体の内からアトピーを改善する成分一覧

LGG乳酸菌

善玉菌を増やして腸内バランスを整える働きがあるLGG乳酸菌の特徴やアトピーへの働きなどを解説します。

腸内環境改善

腸に長くとどまり腸内バランスを整える

LGG乳酸菌は1985年にアメリカタフツ大学の教授らが分離に成功した乳酸菌。数ある乳酸菌のなかでも、胃酸や胆汁に負けることなく腸まで到達し、善玉菌を増やして腸内バランスを整える働きに優れています。その耐性はほかの乳酸菌と比較しても高く、研究論文は700種類以上にも及ぶそう。それだけ、世界的に注目を集めている乳酸菌だと言えます。ちなみに、LGG乳酸菌はさまざまな試験によって安全性が確認され、安価に取り扱えるという条件を満たした食品や、人体に有益な働きを与える微生物を表す代名詞として見かけるようになった「プロバイオティクス」の基準を満たしています。

現在は、世界40か国以上で商品化されているグローバルな乳酸菌ですが、商業権はフィンランドのバリオ社が独占していて、契約できるのは一国につき一社だけ。日本ではタカナシ乳業が販売権利を持っています。

特徴

  • 腸内環境を長時間整える

    今のところ乳酸菌のなかでは唯一線毛(毛が生えている)をもつ乳酸菌で、ヒトの腸由来の細胞表面に付着する能力を持っています。そのため、腸の中で長くとどまることができるので、腸内環境を長期間にわたり整えてくれます。このような特性から、別名、持続性乳酸菌とも呼ばれています。
  • 生きたまま腸まで届く

    胃酸や胆汁に負けず、生きたまま腸に届きます。腸に届いたLGG乳酸菌は善玉菌を増やし悪玉菌を減らしながらお腹の調子をしっかりと整えてくれます。アトピー予防や下痢予防、インフルエンザ、風邪予防など、さまざまな研究結果が発表されています。
  • 世界40ヶ国で商品化

    最先端の予防医療が行われているフィンランドで育った乳酸菌で、世界40ヶ国以上で商品化。一般的となっている作用から、学会などで報告されている、将来性が期待できるものまで、多くの可能性が報告されています。

アトピーへの働き

  • アトピー性皮膚炎の予防効果が高い

腸内環境を整えることで、アトピーに深い関わりを持つ免疫システムを健全な状態に導いてくれるLGG乳酸菌。アトピー経験のある妊婦さんを二つのグループに分け、LGG乳酸菌を摂取するグループと、摂取しないグループに分けて妊娠中に摂取したところ、LGG乳酸菌を飲んだ妊婦さんから産まれた子どものアトピー発症率は23%だったのに対し、摂取しなかったグループでは46%が発症したという結果が報告されました。つまり、アトピーの発症率は半分に抑えられるということになります。

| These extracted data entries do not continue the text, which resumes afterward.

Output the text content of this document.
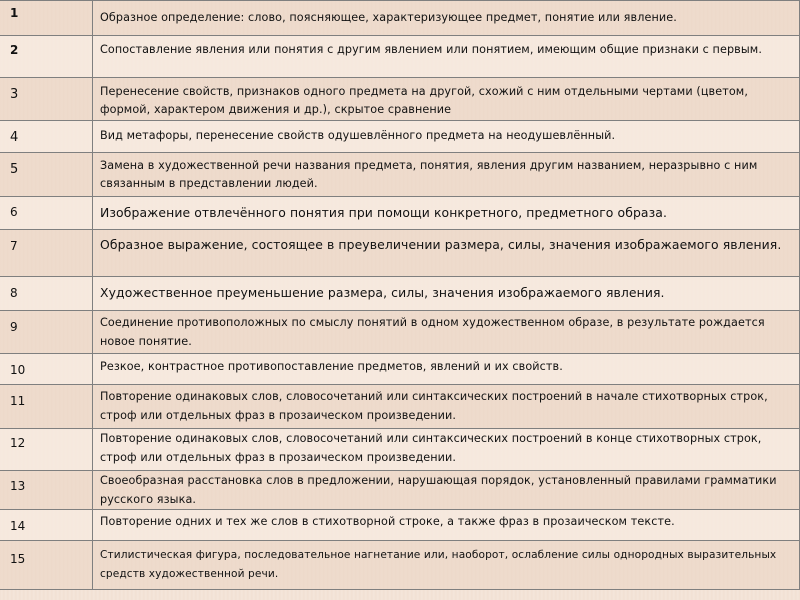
1	Образное определение: слово, поясняющее, характеризующее предмет, понятие или явление.
2	Сопоставление явления или понятия с другим явлением или понятием, имеющим общие признаки с первым.
3	Перенесение свойств, признаков одного предмета на другой, схожий с ним отдельными чертами (цветом, формой, характером движения и др.), скрытое сравнение
4	Вид метафоры, перенесение свойств одушевлённого предмета на неодушевлённый.
5	Замена в художественной речи названия предмета, понятия, явления другим названием, неразрывно с ним связанным в представлении людей.
6	Изображение отвлечённого понятия при помощи конкретного, предметного образа.
7	Образное выражение, состоящее в преувеличении размера, силы, значения изображаемого явления.
8	Художественное преуменьшение размера, силы, значения изображаемого явления.
9	Соединение противоположных по смыслу понятий в одном художественном образе, в результате рождается новое понятие.
10	Резкое, контрастное противопоставление предметов, явлений и их свойств.
11	Повторение одинаковых слов, словосочетаний или синтаксических построений в начале стихотворных строк, строф или отдельных фраз в прозаическом произведении.
12	Повторение одинаковых слов, словосочетаний или синтаксических построений в конце стихотворных строк, строф или отдельных фраз в прозаическом произведении.
13	Своеобразная расстановка слов в предложении, нарушающая порядок, установленный правилами грамматики русского языка.
14	Повторение одних и тех же слов в стихотворной строке, а также фраз в прозаическом тексте.
15	Стилистическая фигура, последовательное нагнетание или, наоборот, ослабление силы однородных выразительных средств художественной речи.
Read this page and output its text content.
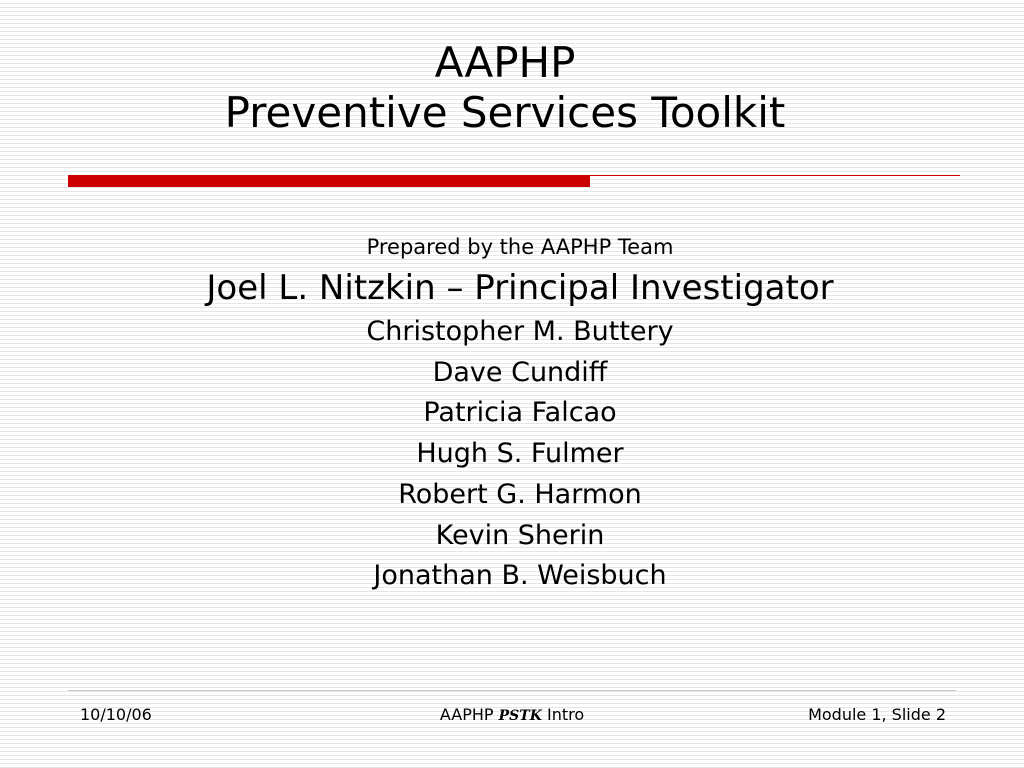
AAPHP
Preventive Services Toolkit
Prepared by the AAPHP Team
Joel L. Nitzkin – Principal Investigator
Christopher M. Buttery
Dave Cundiff
Patricia Falcao
Hugh S. Fulmer
Robert G. Harmon
Kevin Sherin
Jonathan B. Weisbuch
10/10/06	AAPHP PSTK Intro	Module 1, Slide 2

アトピー症状の既往歴がある妊婦を「LGG乳酸菌投与群」、「プラセボ投与群」に分類。 この2グループの新生児に対し、アトピー発症す状況を観察した結果、LGG乳酸菌投与群の新生児のアトピー発症率は23%であったことに対し、プラセボ投与群のアトピー発症率は46%という結果になった。
Kalliomaki et al. (2001) The Lancet 357, 1076-1079

LGG乳酸菌をおすすめできない方

妊婦さんを対象にしたアトピー性皮膚炎の予防実験が行われているくらいなので、安全性は高いといえます。母親がLGG乳酸菌を摂取すると母乳に含まれる抗炎症成分の含有率が高くなるという報告もありますし、副作用等の心配はないでしょう。

LGG乳酸菌が含まれている食べ物

ヨーグルト 牛乳

LGG乳酸菌は、乳酸菌飲料やヨーグルトに含まれています。日本ではタカナシ乳業のみが販売権利を持っているので、場所によっては商品が入手できない場合もありそうですね。タカナシが販売元ではありますが、ファンケルの青汁とコラボした飲むヨーグルトなど、ユニークな商品もあります。

LGG乳酸菌配合のサプリメント

タカナシから販売されているのは、すべて食品でサプリメントは無いようです。ヨーグルトや飲み物はバリエーションが豊富なので、色々比べて試してみると飽きずに続けられるかもしれませんね。